Questions for Reflection and Candidates

  1. How can we dismantle the evil ideology of white supremacy in our culture and political systems?
  2. What can be done to end racial profiling and police violence against people of color?
  3. What steps can be taken to ensure formerly incarcerated people have voting rights and fair access to employment?
  4. As a candidate, what will you do to ensure racial justice is prioritized in the criminal justice system?
  5. How do we build safe communities for everyone, particularly people of color?

Made in the Image of God: Respecting the Dignity of LGBTQ People (Page 11)

All people have inherent dignity because everyone is created in the image of God. Our gay, lesbian, bisexual and transgender family members, neighbors and co-workers deserve equal rights, and to live without fear or discrimination.

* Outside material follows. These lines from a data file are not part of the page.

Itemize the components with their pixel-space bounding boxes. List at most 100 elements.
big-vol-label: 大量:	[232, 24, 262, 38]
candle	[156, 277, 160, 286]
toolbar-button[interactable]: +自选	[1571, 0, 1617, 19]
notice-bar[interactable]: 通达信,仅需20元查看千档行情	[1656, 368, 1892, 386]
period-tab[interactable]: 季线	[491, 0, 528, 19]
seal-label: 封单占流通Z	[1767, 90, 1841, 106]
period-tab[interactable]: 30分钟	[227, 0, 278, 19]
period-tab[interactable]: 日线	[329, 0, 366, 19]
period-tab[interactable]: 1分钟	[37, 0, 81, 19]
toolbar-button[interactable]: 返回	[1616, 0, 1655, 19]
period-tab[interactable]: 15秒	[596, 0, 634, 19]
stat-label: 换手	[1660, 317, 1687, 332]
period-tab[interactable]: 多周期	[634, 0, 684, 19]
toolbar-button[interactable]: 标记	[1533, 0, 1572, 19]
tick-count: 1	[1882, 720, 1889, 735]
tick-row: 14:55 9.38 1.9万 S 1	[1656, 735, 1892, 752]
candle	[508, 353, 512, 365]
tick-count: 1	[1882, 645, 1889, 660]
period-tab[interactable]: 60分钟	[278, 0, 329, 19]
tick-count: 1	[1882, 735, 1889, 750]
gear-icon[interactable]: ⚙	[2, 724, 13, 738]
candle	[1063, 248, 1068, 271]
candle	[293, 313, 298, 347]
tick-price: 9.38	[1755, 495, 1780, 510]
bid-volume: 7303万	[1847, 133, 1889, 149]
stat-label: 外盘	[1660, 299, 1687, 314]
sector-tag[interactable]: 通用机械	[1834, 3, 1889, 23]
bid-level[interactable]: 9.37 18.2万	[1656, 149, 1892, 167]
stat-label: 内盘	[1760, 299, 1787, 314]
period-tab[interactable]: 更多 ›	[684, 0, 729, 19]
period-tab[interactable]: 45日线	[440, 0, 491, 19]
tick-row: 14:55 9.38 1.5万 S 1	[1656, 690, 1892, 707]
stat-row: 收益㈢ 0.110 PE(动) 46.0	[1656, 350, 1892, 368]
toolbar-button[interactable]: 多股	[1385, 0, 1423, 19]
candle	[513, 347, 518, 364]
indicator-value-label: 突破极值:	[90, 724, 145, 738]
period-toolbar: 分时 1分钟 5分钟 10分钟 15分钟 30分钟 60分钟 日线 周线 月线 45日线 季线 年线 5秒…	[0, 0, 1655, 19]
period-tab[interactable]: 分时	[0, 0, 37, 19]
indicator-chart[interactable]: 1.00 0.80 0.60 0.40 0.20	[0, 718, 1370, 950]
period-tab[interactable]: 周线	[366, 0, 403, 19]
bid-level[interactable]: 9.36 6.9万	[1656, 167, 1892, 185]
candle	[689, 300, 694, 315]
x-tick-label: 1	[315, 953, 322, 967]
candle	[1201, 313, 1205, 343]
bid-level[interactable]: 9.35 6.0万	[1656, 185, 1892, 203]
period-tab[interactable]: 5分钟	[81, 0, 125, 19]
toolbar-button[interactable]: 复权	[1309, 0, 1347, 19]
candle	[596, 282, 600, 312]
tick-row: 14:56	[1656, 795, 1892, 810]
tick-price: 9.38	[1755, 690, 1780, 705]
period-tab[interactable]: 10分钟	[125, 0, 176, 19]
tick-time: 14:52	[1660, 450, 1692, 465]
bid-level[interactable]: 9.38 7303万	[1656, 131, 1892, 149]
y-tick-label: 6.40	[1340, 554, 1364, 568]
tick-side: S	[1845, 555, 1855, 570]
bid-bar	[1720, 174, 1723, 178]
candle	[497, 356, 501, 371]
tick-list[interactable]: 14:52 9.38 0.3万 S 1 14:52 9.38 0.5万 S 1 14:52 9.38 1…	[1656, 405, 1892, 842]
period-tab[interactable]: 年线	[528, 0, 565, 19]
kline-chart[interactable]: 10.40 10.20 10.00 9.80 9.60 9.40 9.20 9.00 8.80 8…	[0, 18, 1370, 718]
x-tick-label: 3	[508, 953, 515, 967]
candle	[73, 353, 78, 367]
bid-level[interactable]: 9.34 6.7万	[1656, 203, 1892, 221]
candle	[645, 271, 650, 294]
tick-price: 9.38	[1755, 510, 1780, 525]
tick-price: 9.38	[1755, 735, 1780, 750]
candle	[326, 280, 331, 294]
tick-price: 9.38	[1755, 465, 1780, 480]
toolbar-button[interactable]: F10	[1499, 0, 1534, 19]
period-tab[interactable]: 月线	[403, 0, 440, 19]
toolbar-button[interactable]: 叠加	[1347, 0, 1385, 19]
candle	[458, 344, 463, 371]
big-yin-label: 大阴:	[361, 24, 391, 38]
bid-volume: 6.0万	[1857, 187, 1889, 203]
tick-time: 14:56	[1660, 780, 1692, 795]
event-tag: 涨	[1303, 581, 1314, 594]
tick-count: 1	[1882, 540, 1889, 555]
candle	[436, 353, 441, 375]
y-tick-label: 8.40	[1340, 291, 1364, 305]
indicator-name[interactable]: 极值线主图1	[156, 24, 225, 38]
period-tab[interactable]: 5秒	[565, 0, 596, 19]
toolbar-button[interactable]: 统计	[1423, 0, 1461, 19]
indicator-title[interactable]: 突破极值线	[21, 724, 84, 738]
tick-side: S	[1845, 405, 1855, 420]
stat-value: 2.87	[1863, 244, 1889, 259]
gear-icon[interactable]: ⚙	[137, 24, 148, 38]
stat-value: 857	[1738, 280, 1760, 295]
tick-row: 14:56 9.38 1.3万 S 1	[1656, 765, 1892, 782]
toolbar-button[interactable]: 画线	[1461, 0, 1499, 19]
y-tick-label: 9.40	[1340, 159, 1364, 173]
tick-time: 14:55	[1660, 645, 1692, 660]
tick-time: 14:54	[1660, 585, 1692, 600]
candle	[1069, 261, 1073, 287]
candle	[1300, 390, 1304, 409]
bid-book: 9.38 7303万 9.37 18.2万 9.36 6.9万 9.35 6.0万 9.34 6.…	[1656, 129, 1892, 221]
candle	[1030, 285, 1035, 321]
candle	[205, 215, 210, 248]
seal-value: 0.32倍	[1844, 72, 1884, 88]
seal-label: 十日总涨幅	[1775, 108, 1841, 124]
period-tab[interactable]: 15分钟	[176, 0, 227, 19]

Questions for Reflection and Candidates

  1. How can your faith community more fully support the equal dignity of LGBTQ people in your state and local area?
  2. What are the greatest threats to LGBTQ people in your community and the nation?
  3. As a candidate, what are your specific plans to ensure that LGBTQ people have equal rights and are treated with dignity

The Global Common Good:  We’re All in This Together (Page 12)

What does it mean to love our neighbors as ourselves in a globalized world? The health and future of our country and
communities are interconnected to the health and security of other nations. Our  fates are bound up in what Rev. Martin Luther King, Jr., called “an inescapable network of mutuality.”

Questions for Reflection and Candidates

  1. What policies do you think are most important for creating security for your family and community?
  2. What role should the United States play in the world to help build global peace and security?
  3. How can your faith community advocate for policies to create a more peaceful world?
  4. As a candidate, what programs and policies would you prioritize to help build secure communities and a peaceful world?